Interviewer: And access?
Access is a big problem. Not everybody has a computer. You realize that if non-voters have access to the Internet, then it’s not a problem. If they don’t, then it’s a problem, so try to make some suggestions of getting around it.
Candidate: Access is a problem. Our client has to determine if a significant proportion of non-voters has access to the Internet or not. If so, then it would make targeting them to participate in elections much easier. If not, then there might be ways in which increasing access might be possible – for instance, using school and library computers to allow individuals to vote.
This actually has to deal with another issue. I see e-voting as a solution to increasing turnout.

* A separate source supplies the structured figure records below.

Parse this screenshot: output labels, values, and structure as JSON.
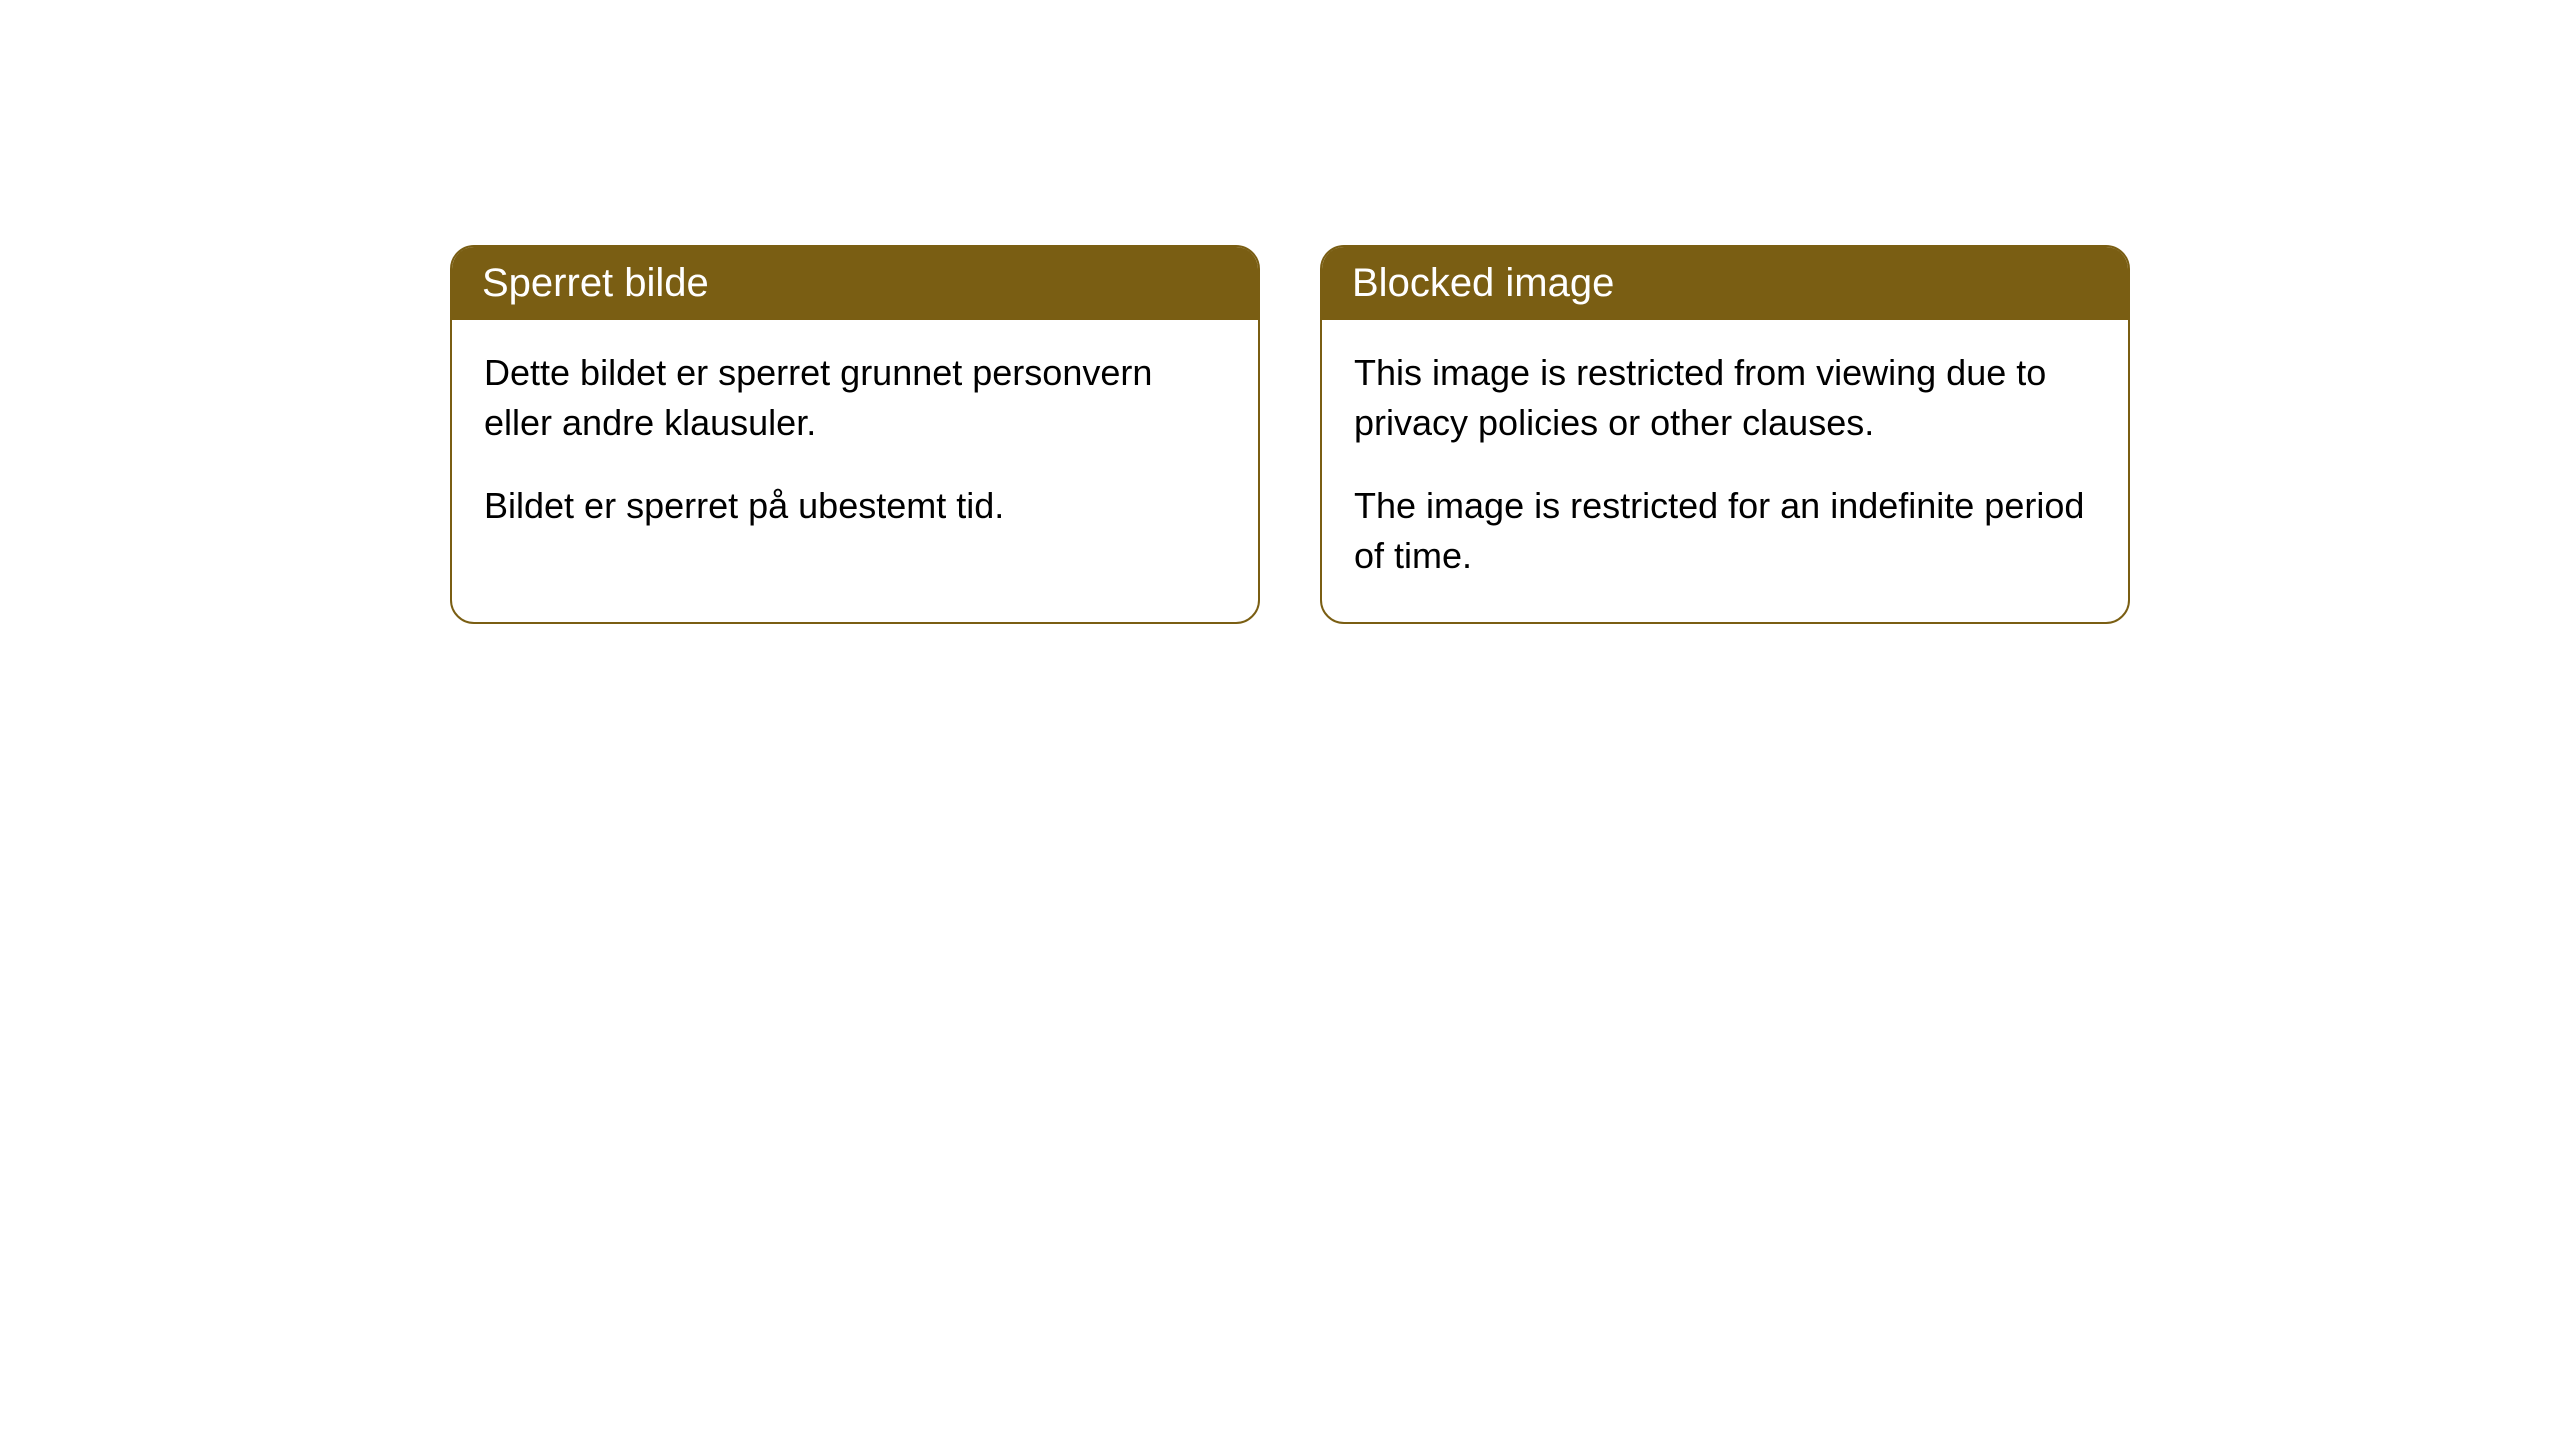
{
  "notices": [
    {
      "title": "Sperret bilde",
      "paragraph1": "Dette bildet er sperret grunnet personvern eller andre klausuler.",
      "paragraph2": "Bildet er sperret på ubestemt tid."
    },
    {
      "title": "Blocked image",
      "paragraph1": "This image is restricted from viewing due to privacy policies or other clauses.",
      "paragraph2": "The image is restricted for an indefinite period of time."
    }
  ],
  "colors": {
    "header_bg": "#7a5e13",
    "header_text": "#ffffff",
    "body_bg": "#ffffff",
    "body_text": "#000000",
    "border": "#7a5e13"
  }
}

If specific demographic groups have been identified, marketing and advertising campaigns can target these groups, urging them to participate.
My guess would be that voters in the 25 to 35 demographic would be more likely to vote as a result of this initiative, as the constraint on their voting is most likely time and not mobility.
Interviewer: And benefit versus cost?
Here’s where you have to consider if the additional cost of providing e-voting is justified by the increase in the number of voters the system attracts.
Candidate: The cost of an e-voting system should be relatively simple to estimate. The major components would be the cost of technology, and administration. A revealing cost metric might be the expense incurred per additional voter. The state also has to consider if it has the budget to fund this project, or if it can free the funds required and create a budget for it. There might also be some sort of federal initiative to increase voter turnout, which could help fund this project.
The benefits are harder to measure. I would expect that as participation rates increase, marginal benefits of inclusion fall. In other words, a state beginning with a lower participation rate would have a higher marginal benefit from this system than a state with a higher rate.